The values of predictors and targets are used successively in the program to train the forest.
The program divides the predictors and the targets in two sets, the train, which is the 70% of the total, and the test, which is the 30% of the total of all_df, using the function train_test_split from Scikit Learn:
pred_train, pred_test, tar_train, tar_test=train_test_split(predictors, targets, test_size=0.3)
Data in these sets are mixed, so the program orders the indexes of these sets, without changing data position:
pred_train=pred_train.reset_index(drop=True)
pred_test=pred_test.reset_index(drop=True)
tar_train=tar_train.reset_index(drop=True)
tar_test=tar_test.reset_index(drop=True)
After that, the program creates and trains the random forest:
clf=RandomForestClassifier(n_estimators=1000,oob_score=True,max_features=None,max_depth=None,criterion='gini')#,random_state=1)
clf=clf.fit(pred_train,tar_train)
Now the program makes prediction on the test set:
predictions=clf.predict(pred_test)
At this point, the program seems to work.

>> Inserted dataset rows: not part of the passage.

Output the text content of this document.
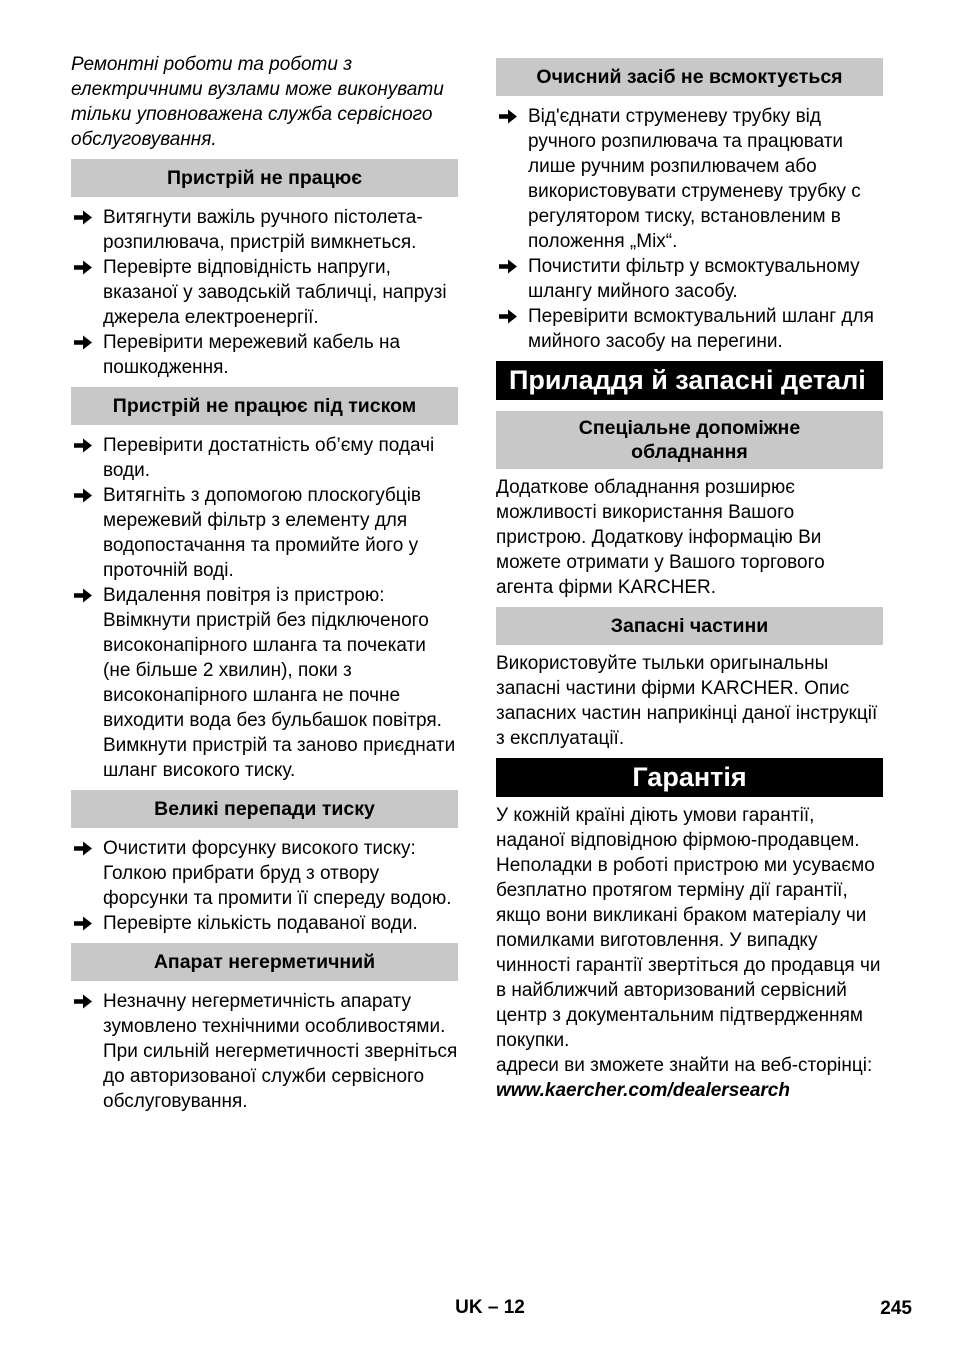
Ремонтні роботи та роботи з електричними вузлами може виконувати тільки уповноважена служба сервісного обслуговування.

Пристрій не працює
Витягнути важіль ручного пістолета-розпилювача, пристрій вимкнеться.
Перевірте відповідність напруги, вказаної у заводській табличці, напрузі джерела електроенергії.
Перевірити мережевий кабель на пошкодження.
Пристрій не працює під тиском
Перевірити достатність об’єму подачі води.
Витягніть з допомогою плоскогубців мережевий фільтр з елементу для водопостачання та промийте його у проточній воді.
Видалення повітря із пристрою: Ввімкнути пристрій без підключеного високонапірного шланга та почекати (не більше 2 хвилин), поки з високонапірного шланга не почне виходити вода без бульбашок повітря. Вимкнути пристрій та заново приєднати шланг високого тиску.
Великі перепади тиску
Очистити форсунку високого тиску: Голкою прибрати бруд з отвору форсунки та промити її спереду водою.
Перевірте кількість подаваної води.
Апарат негерметичний
Незначну негерметичність апарату зумовлено технічними особливостями. При сильній негерметичності зверніться до авторизованої служби сервісного обслуговування.
Очисний засіб не всмоктується
Від'єднати струменеву трубку від ручного розпилювача та працювати лише ручним розпилювачем або використовувати струменеву трубку с регулятором тиску, встановленим в положення „Mix“.
Почистити фільтр у всмоктувальному шлангу мийного засобу.
Перевірити всмоктувальний шланг для мийного засобу на перегини.
Приладдя й запасні деталі
Спеціальне допоміжне
обладнання

Додаткове обладнання розширює можливості використання Вашого пристрою. Додаткову інформацію Ви можете отримати у Вашого торгового агента фірми KARCHER.

Запасні частини

Використовуйте тыльки оригынальны запасні частини фірми KARCHER. Опис запасних частин наприкінці даної інструкції з експлуатації.

Гарантія

У кожній країні діють умови гарантії, наданої відповідною фірмою-продавцем. Неполадки в роботі пристрою ми усуваємо безплатно протягом терміну дії гарантії, якщо вони викликані браком матеріалу чи помилками виготовлення. У випадку чинності гарантії звертіться до продавця чи в найближчий авторизований сервісний центр з документальним підтвердженням покупки.

адреси ви зможете знайти на веб-сторінці:

www.kaercher.com/dealersearch
UK – 12	245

Now it pass another data frame, with the unknown data, to the forest created above and I have the bad result described before. Can you help me? The problem could be an offset in randomforestclassifier, but I had no significative results modifying randomforestclassifier options. If you need, I can give further explanations. Thanks in advance.
Bye, Fabio
PS: I tried the cross validation too: I divided the train set into train and test again, with the same proportions (0.7 and 0.3), to create, train and test the forest before testing it on the initial test set, modifying randomforestclassifier options to obtain better results, but I had no improvements.
pred_test['flux_density'].plot()etc. - Kris